Read 1/6/14 - 1/14/15
2 Stars - Recommended Lightly - Humorous caper with some annoying grammatical errors and odd moments of character-building for the sake of.... character-building?
Pages: 76
Publisher: Biting Dog Publications
Released: 2013
Uncovering unknowns can be both a super-power and a curse, where my love for the underdogs sometimes finds me falling headfirst down the rabbit hole of strange indie fiction. And though these trips through indie-internet-wonderland always hold the promise of ending in triumph, more often than not I usually crawl my way out of it worse for the wear.
I discovered a free download of Biting Dog Publication's The Great Texas Trailer Park Escape through one of those very same rabbit holes. Though I'll never be able to reproduce the chain of events that led me to this thing, once I found it, I knew I wanted it. The cover looked pretty sweet, the description - "an adventure novel set in East Texas, “It’s A Mad Mad Mad Mad World” taking place in the trailer-laden world of the people of Walmart." - sounded pretty cool, it's a digital novella, and it was free, which always takes the gamble right out of it. I mean, if it sucks, what did I lose? A couple hours of my time?
So onward I trekked, into the scrappy East Texan trailer park where the missing $20 million dollar lottery ticket has just been found. Turns out this dude Skeeter bought it 6 months ago and forgot all about it, only just now realizing he's had it the entire time when the news reports that tomorrow is the last day for the winning ticket to be turned in. Skeeter figures he's got some time to celebrate before cashing it in, so he calls up his buddy Spider to tell him the news, then promptly wraps himself around a pole in a motorcycle crash.

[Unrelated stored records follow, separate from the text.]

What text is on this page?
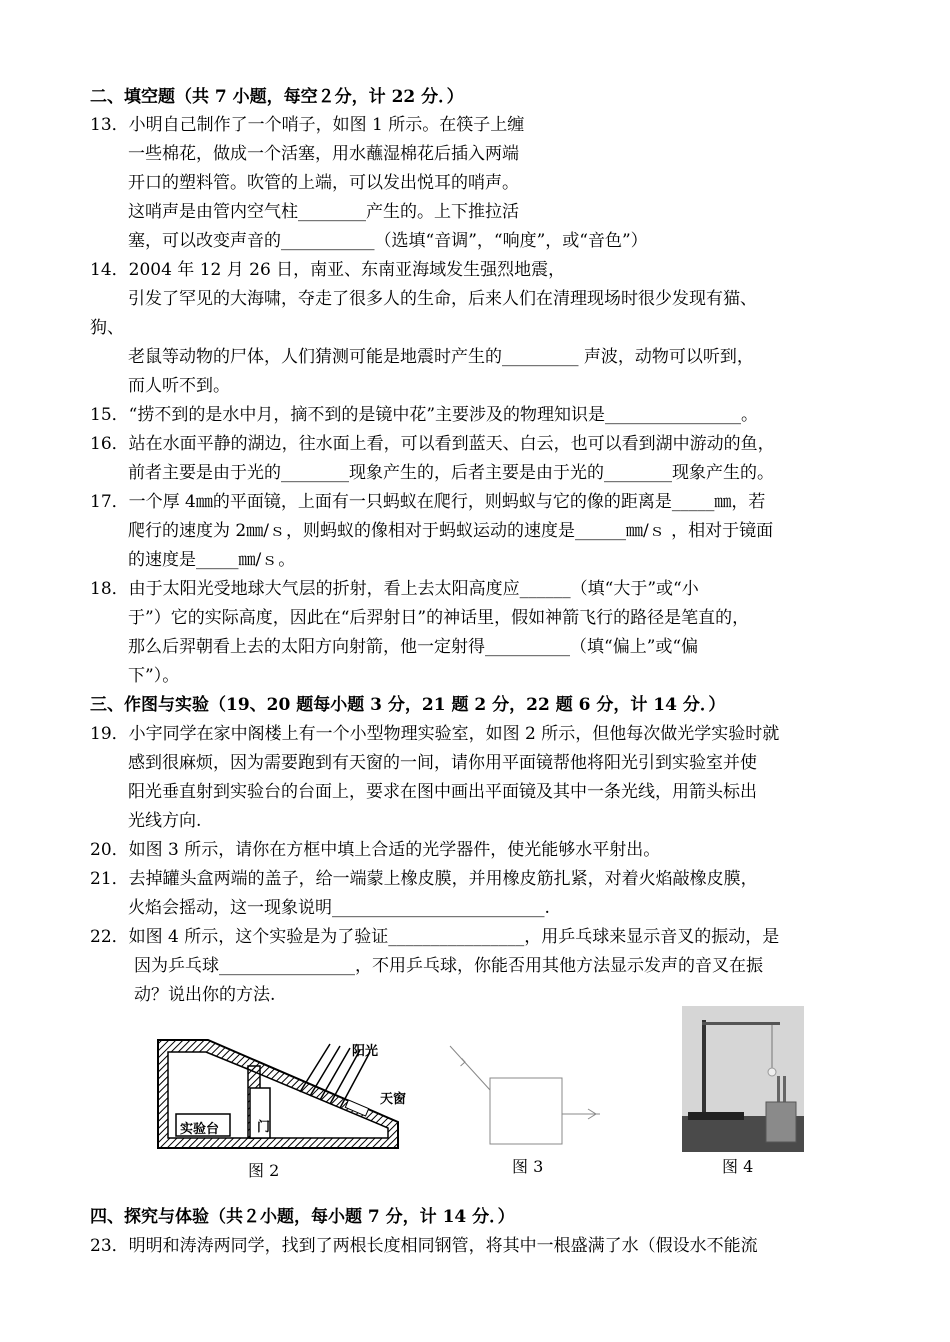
二、填空题（共 7 小题，每空２分，计 22 分．）
13．小明自己制作了一个哨子，如图 1 所示。在筷子上缠
一些棉花，做成一个活塞，用水蘸湿棉花后插入两端
开口的塑料管。吹管的上端，可以发出悦耳的哨声。
这哨声是由管内空气柱________产生的。上下推拉活
塞，可以改变声音的___________（选填“音调”，“响度”，或“音色”）
14．2004 年 12 月 26 日，南亚、东南亚海域发生强烈地震，
引发了罕见的大海啸，夺走了很多人的生命，后来人们在清理现场时很少发现有猫、
狗、
老鼠等动物的尸体，人们猜测可能是地震时产生的_________ 声波，动物可以听到，
而人听不到。
15．“捞不到的是水中月，摘不到的是镜中花”主要涉及的物理知识是________________。
16．站在水面平静的湖边，往水面上看，可以看到蓝天、白云，也可以看到湖中游动的鱼，
前者主要是由于光的________现象产生的，后者主要是由于光的________现象产生的。
17．一个厚 4㎜的平面镜，上面有一只蚂蚁在爬行，则蚂蚁与它的像的距离是_____㎜，若
爬行的速度为 2㎜/ｓ，则蚂蚁的像相对于蚂蚁运动的速度是______㎜/ｓ ，相对于镜面
的速度是_____㎜/ｓ。
18．由于太阳光受地球大气层的折射，看上去太阳高度应______（填“大于”或“小
于”）它的实际高度，因此在“后羿射日”的神话里，假如神箭飞行的路径是笔直的，
那么后羿朝看上去的太阳方向射箭，他一定射得__________（填“偏上”或“偏
下”）。
三、作图与实验（19、20 题每小题 3 分，21 题 2 分，22 题 6 分，计 14 分．）
19．小宇同学在家中阁楼上有一个小型物理实验室，如图 2 所示，但他每次做光学实验时就
感到很麻烦，因为需要跑到有天窗的一间，请你用平面镜帮他将阳光引到实验室并使
阳光垂直射到实验台的台面上，要求在图中画出平面镜及其中一条光线，用箭头标出
光线方向.
20．如图 3 所示，请你在方框中填上合适的光学器件，使光能够水平射出。
21．去掉罐头盒两端的盖子，给一端蒙上橡皮膜，并用橡皮筋扎紧，对着火焰敲橡皮膜，
火焰会摇动，这一现象说明_________________________.
22．如图 4 所示，这个实验是为了验证________________，用乒乓球来显示音叉的振动，是
因为乒乓球________________，不用乒乓球，你能否用其他方法显示发声的音叉在振
动？说出你的方法.
阳光
天窗
实验台	门
图 2	图 3	图 4
四、探究与体验（共２小题，每小题 7 分，计 14 分．）
23．明明和涛涛两同学，找到了两根长度相同钢管，将其中一根盛满了水（假设水不能流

On his way to Skeeter's place to search for the ticket, Spider bumps into a nasty old drug dealer he owes some dough to and in an effort to save himself from an ass whopping, promises to split the money with him. While they're crashing Skeeter's trailer, the local sheriff Cheatwood gets a call to check it out and makes a dirty deal with the two of them to get in on the fun. Meanwhile Jack, Skeeter's neighbor, is eavesdropping the whole conversation from outside the trailer's window.
And here starts the most goofy, poorly coordinated, and hilariously comic "be the first to find the hidden winning lottery ticket and become a millionaire" caper that ever was. As you read it, you can't help but envision this as a black and white silent film, with that funny organ music playing in the background as you watch these four characters fumble and bumble around, side stepping and back stabbing one another in a million different combinations. Who will be the last man standing, with more money than he could ever dream of spending? Well, c'mon, you're going to have to read the book yourself if you want to find out.
While I found the story itself to be entertaining and fun to read, the grammar and oddly timed moments of character-building kept getting in my way.
Some sentences were awkwardly phrased. And the author had a bad habit of creating new paragraphs for each line of a character's speech and quote-end quoting them, which looked as though someone knew had started speaking, though that wasn't always the case, momentarily throwing you for a loop when it happened.
Kerr would also deviate from the main story at odd intervals to give you a little backstory on each of the characters. Information that could have been shared about them when we were first introduced, but for whatever reason was held onto and added into the mix later on. It almost always stalled the story, which was frustrating. And if I had to hear one more time about Jack's broken leg and how he couldn't run yet there he was running and how often he forgot about the broken leg until the broken leg began to bother him because of something he tried to do with a broken leg that no one with a broken leg would ever try to do because its a broken leg broken leg brokenleg brokenlegbrokenlegbrokenaaaaaAAHHHHHHHHH! So yeah, repetitive much?
With some really honest feedback and a half decent editor, I have no doubt that this could become a much stronger book. So... my final verdict? Cool story, mediocre delivery. If you're more into what the story is than how it is told, and are a super forgiving person with grammar and syntax, you'd probably really dig this one.
I couldn't stop giggling at "then promptly wraps himself around a pole in a motorcycle crash." Just the word "promptly." Also, the broken leg description. :)
ReplyDeleteI didn't intent to make that line funny. But now that I read it back, I can see how it could be giggle-worthy :)
DeleteAnd you have NO IDEA how often that broken leg came up. I'd bet money the author was asked to pad his word count and he figured, what the heck... and managed to find a place to mention on every page. I bet if I go back and look, it's even on the same page two or three times (hashtag seriously not seriously).